South Africa’s inflation rate declined to a two-month low, according to data released by Statistics South Africa.

Consumer prices rose by 5.3% year-on-year, down from 5.6% in February. While this decline may initially suggest a positive trend, analysts caution against premature optimism due to various economic factors at play.

The weakening of the South African rand against the dollar, coupled with drought conditions affecting staple crops like white corn and geopolitical tensions in the Middle East leading to rising oil prices, poses significant challenges.

These factors are expected to keep inflation relatively high and stubborn in the coming months, making policymakers hesitant to adjust borrowing costs.

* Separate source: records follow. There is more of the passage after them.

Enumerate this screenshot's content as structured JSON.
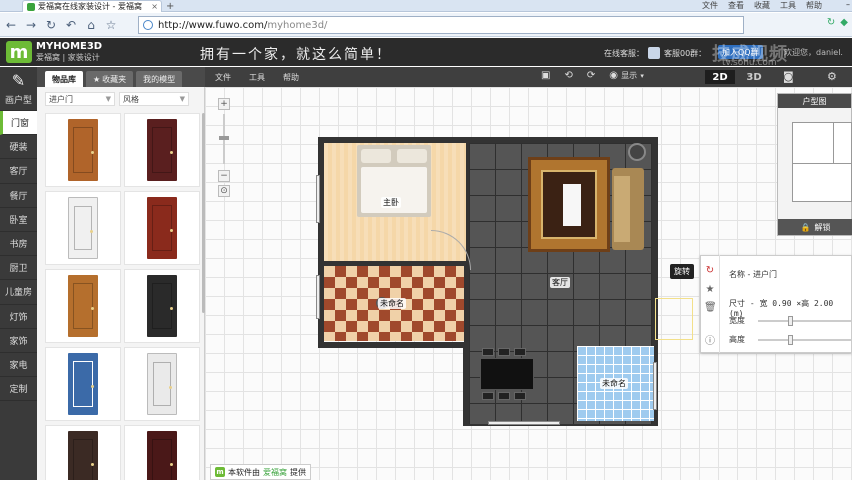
{
  "browser": {
    "tab_title": "爱福窝在线家装设计 - 爱福窝",
    "menu": [
      "文件",
      "查看",
      "收藏",
      "工具",
      "帮助"
    ],
    "url_host": "http://www.fuwo.com/",
    "url_path": "myhome3d/"
  },
  "header": {
    "logo_text": "MYHOME3D",
    "logo_sub": "爱福窝 | 家装设计",
    "slogan": "拥有一个家，就这么简单！",
    "service_label": "在线客服：",
    "service_name": "客服00群：",
    "qq_button": "加入QQ群",
    "welcome": "欢迎您，daniel.",
    "watermark": "技成视频",
    "watermark_url": "tv.sohu.com"
  },
  "leftnav": {
    "top_label": "画户型",
    "items": [
      "门窗",
      "硬装",
      "客厅",
      "餐厅",
      "卧室",
      "书房",
      "厨卫",
      "儿童房",
      "灯饰",
      "家饰",
      "家电",
      "定制"
    ]
  },
  "library": {
    "tabs": [
      "物品库",
      "收藏夹",
      "我的模型"
    ],
    "filter_type": "进户门",
    "filter_style": "风格"
  },
  "toolbar": {
    "menu": [
      "文件",
      "工具",
      "帮助"
    ],
    "display_label": "显示",
    "mode_2d": "2D",
    "mode_3d": "3D"
  },
  "plan": {
    "bedroom_label": "主卧",
    "room2_label": "未命名",
    "living_label": "客厅",
    "bath_label": "未命名"
  },
  "props": {
    "name_row": "名称 - 进户门",
    "size_row": "尺寸 - 宽 0.90 ×高 2.00 (m)",
    "width_label": "宽度",
    "height_label": "高度",
    "rotate_tip": "旋转"
  },
  "mini": {
    "title": "户型图",
    "lock_label": "解锁"
  },
  "footer": {
    "credit_prefix": "本软件由",
    "credit_brand": "爱福窝",
    "credit_suffix": "提供"
  },
  "colors": {
    "brand_green": "#6dbb36",
    "dark_header": "#2b2b2b",
    "qq_blue": "#2f6fbf"
  }
}
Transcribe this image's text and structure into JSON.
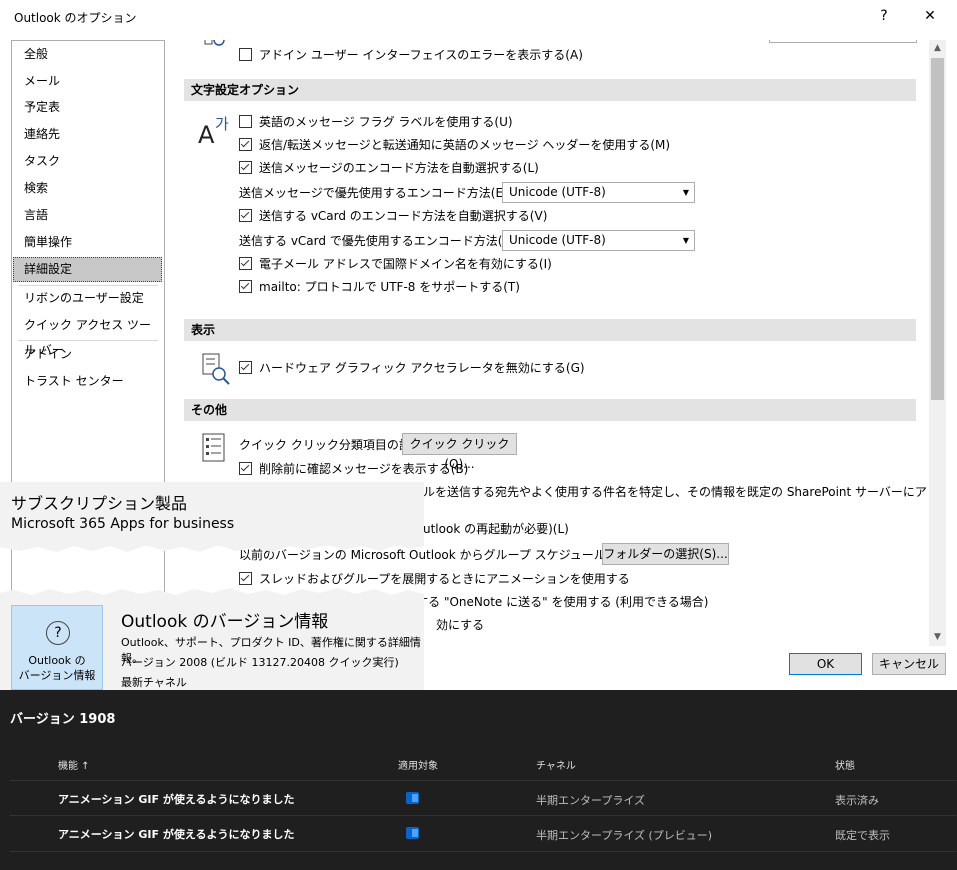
{
  "window": {
    "title": "Outlook のオプション",
    "help": "?",
    "close": "✕"
  },
  "nav": {
    "items": [
      "全般",
      "メール",
      "予定表",
      "連絡先",
      "タスク",
      "検索",
      "言語",
      "簡単操作",
      "詳細設定",
      "リボンのユーザー設定",
      "クイック アクセス ツール バー",
      "アドイン",
      "トラスト センター"
    ],
    "selected": "詳細設定"
  },
  "content": {
    "addin_error": "アドイン ユーザー インターフェイスのエラーを表示する(A)",
    "sec_text": "文字設定オプション",
    "opt_english_flags": "英語のメッセージ フラグ ラベルを使用する(U)",
    "opt_english_headers": "返信/転送メッセージと転送通知に英語のメッセージ ヘッダーを使用する(M)",
    "opt_auto_encode": "送信メッセージのエンコード方法を自動選択する(L)",
    "label_pref_encode": "送信メッセージで優先使用するエンコード方法(E):",
    "pref_encode_value": "Unicode (UTF-8)",
    "opt_vcard_auto": "送信する vCard のエンコード方法を自動選択する(V)",
    "label_vcard_encode": "送信する vCard で優先使用するエンコード方法(R):",
    "vcard_encode_value": "Unicode (UTF-8)",
    "opt_idn": "電子メール アドレスで国際ドメイン名を有効にする(I)",
    "opt_mailto": "mailto: プロトコルで UTF-8 をサポートする(T)",
    "sec_display": "表示",
    "opt_hw_accel": "ハードウェア グラフィック アクセラレータを無効にする(G)",
    "sec_other": "その他",
    "label_quick_click": "クイック クリック分類項目の設定:",
    "btn_quick_click": "クイック クリック(Q)...",
    "opt_confirm_delete": "削除前に確認メッセージを表示する(B)",
    "frag_sharepoint": "ルを送信する宛先やよく使用する件名を特定し、その情報を既定の SharePoint サーバーにアップロード",
    "frag_restart": "utlook の再起動が必要)(L)",
    "label_migrate": "以前のバージョンの Microsoft Outlook からグループ スケジュールを移行:",
    "btn_folder": "フォルダーの選択(S)...",
    "opt_animation": "スレッドおよびグループを展開するときにアニメーションを使用する",
    "frag_onenote": "No      対する \"OneNote に送る\" を使用する (利用できる場合)",
    "frag_enable": "効にする"
  },
  "footer": {
    "ok": "OK",
    "cancel": "キャンセル"
  },
  "subscription": {
    "heading": "サブスクリプション製品",
    "product": "Microsoft 365 Apps for business"
  },
  "about": {
    "button_line1": "Outlook の",
    "button_line2": "バージョン情報",
    "title": "Outlook のバージョン情報",
    "desc": "Outlook、サポート、プロダクト ID、著作権に関する詳細情報。",
    "version": "バージョン 2008 (ビルド 13127.20408 クイック実行)",
    "channel": "最新チャネル"
  },
  "table": {
    "title": "バージョン 1908",
    "headers": {
      "feature": "機能 ↑",
      "applies": "適用対象",
      "channel": "チャネル",
      "status": "状態"
    },
    "rows": [
      {
        "feature": "アニメーション GIF が使えるようになりました",
        "channel": "半期エンタープライズ",
        "status": "表示済み"
      },
      {
        "feature": "アニメーション GIF が使えるようになりました",
        "channel": "半期エンタープライズ (プレビュー)",
        "status": "既定で表示"
      }
    ]
  }
}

Lesetja Kganyago, Governor of the South African Reserve Bank, reiterated the bank’s cautious stance on inflation pressures.

Despite the recent easing, inflation has consistently remained above the midpoint of the central bank’s target range of 3-6% since May 2021. Consequently, the bank has maintained the benchmark interest rate at 8.25% for nearly a year, aiming to anchor inflation expectations.

While some traders speculate on potential interest rate hikes, forward-rate agreements indicate a low likelihood of such a move at the upcoming monetary policy committee meeting.

The yield on 10-year bonds also saw a marginal decline following the release of the inflation data.

March’s inflation decline was mainly attributed to lower prices in miscellaneous goods and services, education, health, and housing and utilities.

However, core inflation, which excludes volatile food and energy costs, remained relatively steady at 4.9%.

Overall, South Africa’s inflation trajectory underscores the delicate balance between economic recovery and inflation containment amid ongoing global uncertainties.